The §75 Hearing Officer found Petitioner guilty if eight of the nine disciplinary charges filed against her and, with respect to the penalty to be imposed, recommended that Petitioner be terminated from her position. The Respondent accepted the Hearing Officer's findings and recommendation and dismissed Petitioner from her position with the agency. Petitioner then commenced a CPLR Article 78 proceeding challenging the Respondent's terminating her employment.
Noting that the record before it indicated that the Respondent had initiated the charges against Petitioner, appointed the §75 Hearing Officer and had testified as a witness at the §75 disciplinary hearing, the Appellate Division, citing Matter of Ashe v Town Bd. of the Town of Crown Point, N.Y., 97 AD3d 1022, opined that in view of Respondent's "extensive personal involvement" she should have disqualified herself from the decision-making aspects of the disciplinary action at large.
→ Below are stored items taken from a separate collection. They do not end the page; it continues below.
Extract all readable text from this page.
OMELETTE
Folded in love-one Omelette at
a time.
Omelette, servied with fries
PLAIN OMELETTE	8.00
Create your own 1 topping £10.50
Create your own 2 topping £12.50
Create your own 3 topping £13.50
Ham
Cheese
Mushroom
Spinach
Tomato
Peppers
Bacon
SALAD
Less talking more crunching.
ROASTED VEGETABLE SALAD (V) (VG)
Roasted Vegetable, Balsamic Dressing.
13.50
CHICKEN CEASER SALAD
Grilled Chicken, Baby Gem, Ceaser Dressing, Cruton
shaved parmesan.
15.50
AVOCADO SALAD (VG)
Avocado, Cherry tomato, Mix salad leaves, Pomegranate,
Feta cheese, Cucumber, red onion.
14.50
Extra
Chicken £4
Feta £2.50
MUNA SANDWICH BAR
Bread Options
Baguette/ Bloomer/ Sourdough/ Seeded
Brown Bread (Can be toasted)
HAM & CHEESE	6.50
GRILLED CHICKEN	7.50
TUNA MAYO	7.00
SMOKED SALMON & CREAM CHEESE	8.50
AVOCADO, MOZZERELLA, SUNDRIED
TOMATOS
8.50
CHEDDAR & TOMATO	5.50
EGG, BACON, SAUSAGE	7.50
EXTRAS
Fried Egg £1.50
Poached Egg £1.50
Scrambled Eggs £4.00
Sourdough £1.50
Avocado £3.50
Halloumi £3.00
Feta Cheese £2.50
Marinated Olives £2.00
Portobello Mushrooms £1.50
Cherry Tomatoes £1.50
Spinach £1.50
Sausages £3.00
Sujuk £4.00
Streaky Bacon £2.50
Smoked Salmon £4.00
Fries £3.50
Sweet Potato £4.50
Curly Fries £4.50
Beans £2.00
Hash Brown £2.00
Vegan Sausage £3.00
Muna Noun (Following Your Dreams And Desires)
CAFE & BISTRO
In the words of the court, "Although involvement in the disciplinary process does not automatically require recusal ... individuals who are personally or extensively involved in the disciplinary process should disqualify themselves from reviewing the recommendations of a Hearing Officer and from acting on the charges."
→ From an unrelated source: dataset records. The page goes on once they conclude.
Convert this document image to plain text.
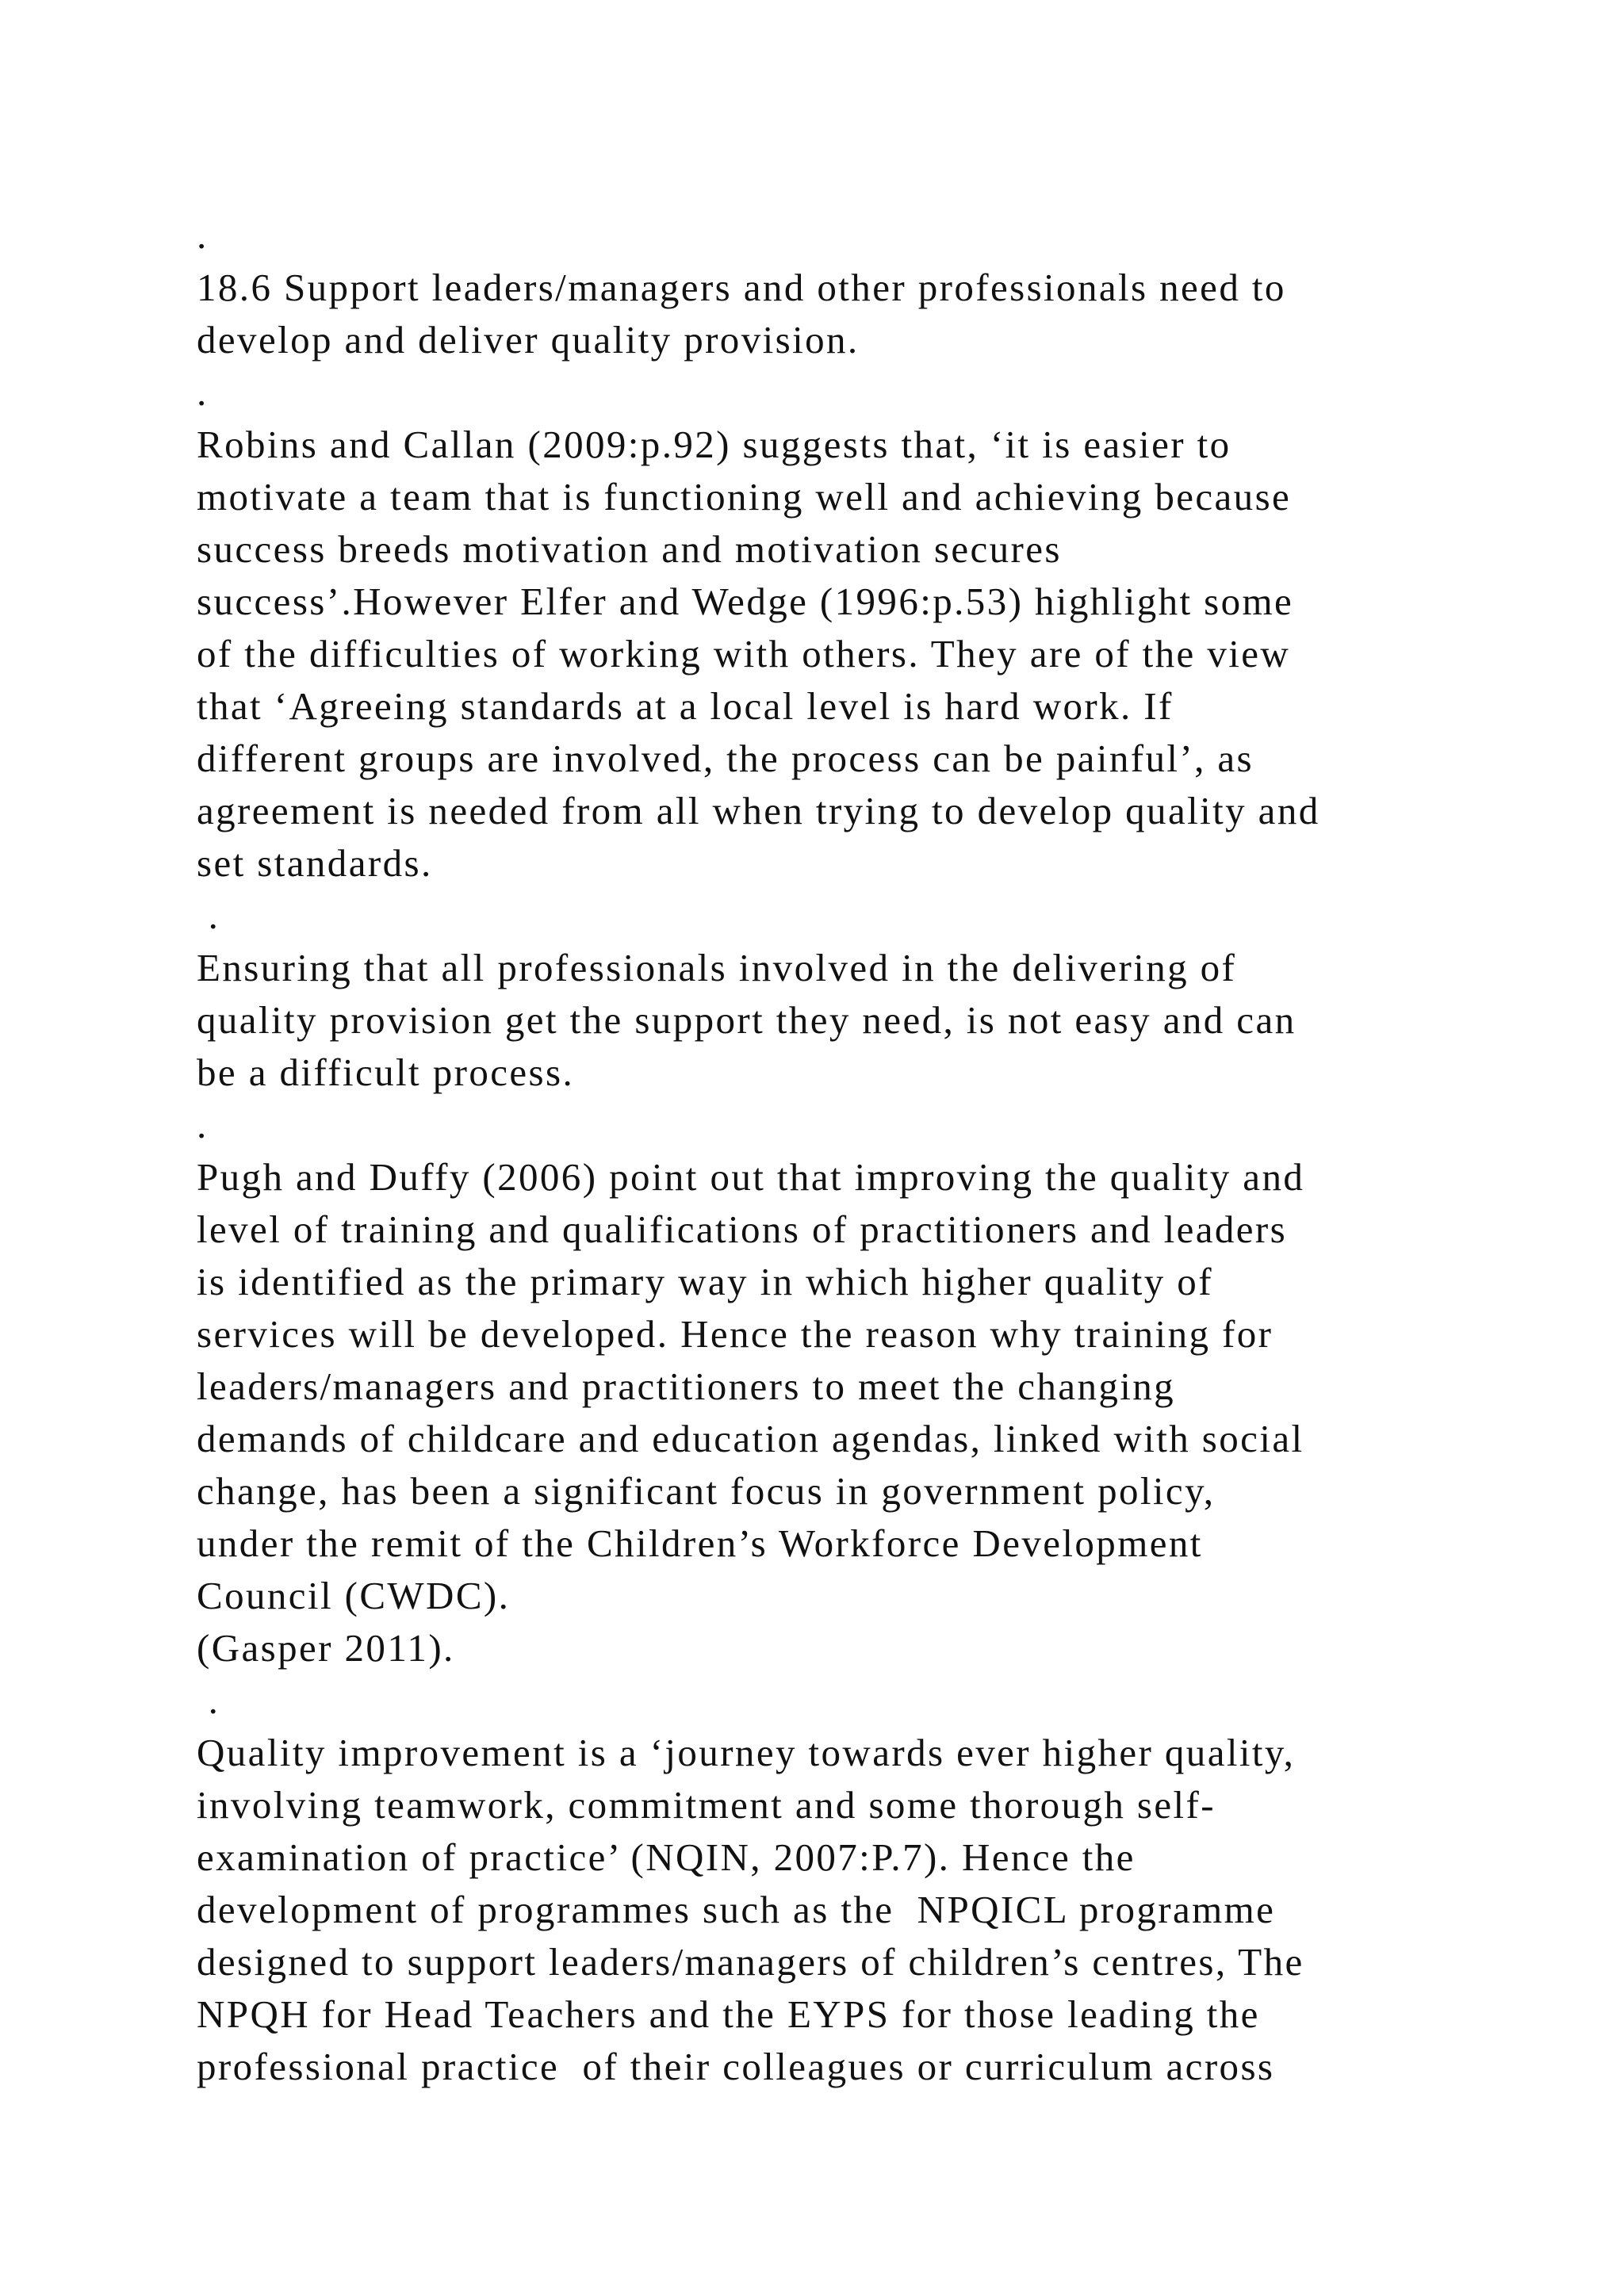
.
18.6 Support leaders/managers and other professionals need to
develop and deliver quality provision.
.
Robins and Callan (2009:p.92) suggests that, ‘it is easier to
motivate a team that is functioning well and achieving because
success breeds motivation and motivation secures
success’.However Elfer and Wedge (1996:p.53) highlight some
of the difficulties of working with others. They are of the view
that ‘Agreeing standards at a local level is hard work. If
different groups are involved, the process can be painful’, as
agreement is needed from all when trying to develop quality and
set standards.
.
Ensuring that all professionals involved in the delivering of
quality provision get the support they need, is not easy and can
be a difficult process.
.
Pugh and Duffy (2006) point out that improving the quality and
level of training and qualifications of practitioners and leaders
is identified as the primary way in which higher quality of
services will be developed. Hence the reason why training for
leaders/managers and practitioners to meet the changing
demands of childcare and education agendas, linked with social
change, has been a significant focus in government policy,
under the remit of the Children’s Workforce Development
Council (CWDC).
(Gasper 2011).
.
Quality improvement is a ‘journey towards ever higher quality,
involving teamwork, commitment and some thorough self-
examination of practice’ (NQIN, 2007:P.7). Hence the
development of programmes such as the  NPQICL programme
designed to support leaders/managers of children’s centres, The
NPQH for Head Teachers and the EYPS for those leading the
professional practice  of their colleagues or curriculum across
Accordingly, the Appellate Division annulled the Respondent's decision and remanded the matter "for further proceedings not inconsistent with this Court's decision."
A similar situation underlies another Appellate Division decision, summarized in NYPPL at https://publicpersonnellaw.blogspot.com/2010/07/individual-terminated-based-on.html.
The County Board [Board] filed disciplinary charges against one its employees [Supervisor] alleging misconduct and incompetence based on complaints of sexual harassment filed by a number of women supervised by Supervisor.
Found guilty of the charges, the Board dismissed Supervisor from his position. The Appellate Division, however, annulled the determination. The court said that one of the Board members had “improperly participated in the final determination” and there was no evidence “that the members of the Board had an opportunity to review the [disciplinary hearing] record” before making its decision.
The Appellate Division returned the matter to the Board for a re-determination, without the participation of the errant Board Member.